FX Daily: Some insights from the 2011 US debt ceiling crisis

Keeping an eye on Europe aside from US debt ceiling crisis and Fed hike bets.
Group Research, Philip Wee31 May 2023
    Photo credit: Unsplash Photo

    Today, the US House of Representatives needs a simple majority of 218 of 435 votes to pass the Fiscal Responsibility Act (FRA) before sending it to the Senate. Republicans hold 222 seats and the Democrats 213 seats. FRA is the compromise agreement between US President Joe Biden and House Speaker Kevin McCarthy to suspend the debt limit until 1 January 2025 (after the US Presidential Election in November 2024) and avert a US debt default on 5 June (X-date). After the House passes FRA, the bill will head to Democrat-held Senate for a vote on Friday or this weekend, in time for President Biden to sign it into law on X-date.

    The current drama is reminiscent of the 2011 debt ceiling crisis. After regaining control of the House at the 2010 mid-term elections, Republicans insisted that the White House reduce the deficit in exchange for an increase in the debt limit. The Republicans agreed to raise the debt limit two days before President Barack Obama signed the Budget Control Act on X-date. Despite averting a default, Standard and Poor’s axed America’s triple-A debt rating, which triggered a sell-off in equities and sent the DXY back to the year’s lows. Last week, Fitch placed US’s debt rating on a negative watch.

    However, USD bears learned an important lesson in 2011, i.e., EUR was the DXY’s largest component. The EU sovereign debt crisis followed the US debt ceiling crisis, hammered the single currency, and returned the DXY to the highs around the mid-term elections. Today, the EU Budget is under pressure from high inflation, aggressive rate hikes, and a drain in its long-term budget from the energy crisis and the war in Ukraine. Apart from needing to find new sources of revenues, such as taxes on corporations and the wealthy, the European Commission is urging member countries to reduce public spending to help fight inflation. Neither did it help that Germany, the EU’s largest economy, fell into recession.  Given the challenges, EU ministers are uncomfortable with Hungary assuming the EU presidency in the second half of 2024.

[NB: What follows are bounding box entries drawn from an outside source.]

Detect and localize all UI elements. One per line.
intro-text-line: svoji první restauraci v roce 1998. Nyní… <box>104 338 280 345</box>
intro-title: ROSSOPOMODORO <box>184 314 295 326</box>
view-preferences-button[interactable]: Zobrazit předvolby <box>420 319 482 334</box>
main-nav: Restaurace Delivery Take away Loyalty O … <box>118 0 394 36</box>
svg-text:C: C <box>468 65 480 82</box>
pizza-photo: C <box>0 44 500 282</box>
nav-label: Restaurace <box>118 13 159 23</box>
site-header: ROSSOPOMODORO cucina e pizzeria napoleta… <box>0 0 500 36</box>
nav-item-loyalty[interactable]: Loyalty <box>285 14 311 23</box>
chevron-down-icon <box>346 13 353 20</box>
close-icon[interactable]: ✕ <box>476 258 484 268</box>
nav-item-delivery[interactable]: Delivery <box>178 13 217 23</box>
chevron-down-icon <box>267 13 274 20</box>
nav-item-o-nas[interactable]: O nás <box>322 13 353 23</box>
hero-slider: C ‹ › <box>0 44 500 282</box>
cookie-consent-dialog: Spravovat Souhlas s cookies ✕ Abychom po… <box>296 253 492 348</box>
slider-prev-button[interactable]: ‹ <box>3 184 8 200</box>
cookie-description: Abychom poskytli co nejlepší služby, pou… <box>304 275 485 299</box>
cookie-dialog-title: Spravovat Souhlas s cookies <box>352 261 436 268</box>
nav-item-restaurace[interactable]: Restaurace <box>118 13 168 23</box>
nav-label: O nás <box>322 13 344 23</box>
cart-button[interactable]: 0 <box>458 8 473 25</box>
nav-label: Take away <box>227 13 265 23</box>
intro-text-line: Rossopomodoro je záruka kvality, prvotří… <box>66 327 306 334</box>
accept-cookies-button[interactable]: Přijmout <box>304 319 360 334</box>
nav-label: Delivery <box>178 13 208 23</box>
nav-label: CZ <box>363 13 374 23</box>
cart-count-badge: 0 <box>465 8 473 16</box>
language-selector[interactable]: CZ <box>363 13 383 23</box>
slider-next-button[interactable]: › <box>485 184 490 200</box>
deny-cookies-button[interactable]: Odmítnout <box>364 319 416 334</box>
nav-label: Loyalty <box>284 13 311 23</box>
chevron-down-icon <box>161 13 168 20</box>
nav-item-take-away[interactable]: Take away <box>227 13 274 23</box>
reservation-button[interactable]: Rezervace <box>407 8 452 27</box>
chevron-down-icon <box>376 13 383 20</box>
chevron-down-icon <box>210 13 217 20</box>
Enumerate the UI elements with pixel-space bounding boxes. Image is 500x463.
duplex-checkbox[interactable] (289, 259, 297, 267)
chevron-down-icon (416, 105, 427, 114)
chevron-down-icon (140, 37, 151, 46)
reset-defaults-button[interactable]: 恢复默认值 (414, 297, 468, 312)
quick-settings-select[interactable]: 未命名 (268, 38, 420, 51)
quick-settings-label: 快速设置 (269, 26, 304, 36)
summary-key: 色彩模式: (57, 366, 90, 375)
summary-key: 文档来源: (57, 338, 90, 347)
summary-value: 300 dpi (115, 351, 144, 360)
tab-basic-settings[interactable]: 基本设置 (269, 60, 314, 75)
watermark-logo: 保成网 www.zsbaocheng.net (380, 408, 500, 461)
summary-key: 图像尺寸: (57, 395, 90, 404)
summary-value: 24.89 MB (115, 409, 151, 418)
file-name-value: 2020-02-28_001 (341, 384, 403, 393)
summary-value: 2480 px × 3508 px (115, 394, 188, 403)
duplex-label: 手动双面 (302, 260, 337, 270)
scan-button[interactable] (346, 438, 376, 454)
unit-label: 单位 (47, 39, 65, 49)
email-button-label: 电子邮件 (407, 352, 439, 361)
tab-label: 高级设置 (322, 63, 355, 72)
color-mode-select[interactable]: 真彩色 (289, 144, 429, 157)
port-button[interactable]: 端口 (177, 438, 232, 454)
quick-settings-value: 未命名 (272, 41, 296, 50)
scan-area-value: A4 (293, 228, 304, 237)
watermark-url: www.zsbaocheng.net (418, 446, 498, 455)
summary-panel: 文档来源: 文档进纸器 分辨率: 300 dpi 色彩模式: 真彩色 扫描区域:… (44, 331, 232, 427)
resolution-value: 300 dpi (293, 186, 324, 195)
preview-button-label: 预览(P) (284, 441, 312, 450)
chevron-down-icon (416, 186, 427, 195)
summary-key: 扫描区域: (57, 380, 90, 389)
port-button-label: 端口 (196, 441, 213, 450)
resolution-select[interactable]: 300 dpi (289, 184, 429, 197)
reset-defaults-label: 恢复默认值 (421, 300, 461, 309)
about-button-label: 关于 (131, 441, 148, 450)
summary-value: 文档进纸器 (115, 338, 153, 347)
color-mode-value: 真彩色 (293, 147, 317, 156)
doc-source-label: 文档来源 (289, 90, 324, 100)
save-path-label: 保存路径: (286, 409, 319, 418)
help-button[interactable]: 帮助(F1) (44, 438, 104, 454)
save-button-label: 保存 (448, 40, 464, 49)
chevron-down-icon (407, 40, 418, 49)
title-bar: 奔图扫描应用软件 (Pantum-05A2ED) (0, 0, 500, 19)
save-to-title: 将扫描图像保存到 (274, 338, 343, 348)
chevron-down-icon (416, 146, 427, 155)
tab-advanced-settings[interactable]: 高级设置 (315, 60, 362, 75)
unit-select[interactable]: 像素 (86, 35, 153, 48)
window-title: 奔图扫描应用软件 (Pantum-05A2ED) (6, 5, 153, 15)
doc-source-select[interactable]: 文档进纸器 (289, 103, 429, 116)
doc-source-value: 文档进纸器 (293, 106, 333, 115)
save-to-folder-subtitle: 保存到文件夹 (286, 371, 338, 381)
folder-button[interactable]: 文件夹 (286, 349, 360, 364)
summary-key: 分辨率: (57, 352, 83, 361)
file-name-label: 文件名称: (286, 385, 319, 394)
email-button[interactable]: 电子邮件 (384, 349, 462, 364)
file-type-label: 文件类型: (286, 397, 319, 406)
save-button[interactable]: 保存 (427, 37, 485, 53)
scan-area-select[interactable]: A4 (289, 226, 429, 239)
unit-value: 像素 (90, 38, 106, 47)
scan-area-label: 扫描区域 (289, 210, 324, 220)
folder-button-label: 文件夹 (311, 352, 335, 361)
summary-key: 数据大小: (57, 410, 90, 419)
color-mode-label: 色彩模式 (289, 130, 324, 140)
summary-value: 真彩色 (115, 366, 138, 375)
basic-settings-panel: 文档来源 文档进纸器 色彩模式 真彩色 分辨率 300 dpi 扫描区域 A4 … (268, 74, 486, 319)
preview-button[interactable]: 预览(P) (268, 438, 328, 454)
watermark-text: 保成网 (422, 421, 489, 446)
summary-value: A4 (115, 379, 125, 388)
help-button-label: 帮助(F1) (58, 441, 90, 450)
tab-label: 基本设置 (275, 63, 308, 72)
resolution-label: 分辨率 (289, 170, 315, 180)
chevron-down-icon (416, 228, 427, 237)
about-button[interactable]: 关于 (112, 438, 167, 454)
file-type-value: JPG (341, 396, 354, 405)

    That said, markets will pay attention to Friday’s US jobs data to validate the recent bets for a Fed hike at the FOMC meeting on 14 June. Although consensus expects nonfarm payrolls to fall to 195k jobs in May from 253k in April, markets are mindful that the data turned out stronger every month this year. However, the Fed still needs Congress to resolve the debt ceiling crisis to clear the path for a move.

    Quote of the day
    “Great leaders are almost great simplifiers, who can cut through an argument, debate and doubt, to offer a solution that everyone can understand.”
         Albert Einstein

    31 May in history
    Communists seized power in Hungary in 1947.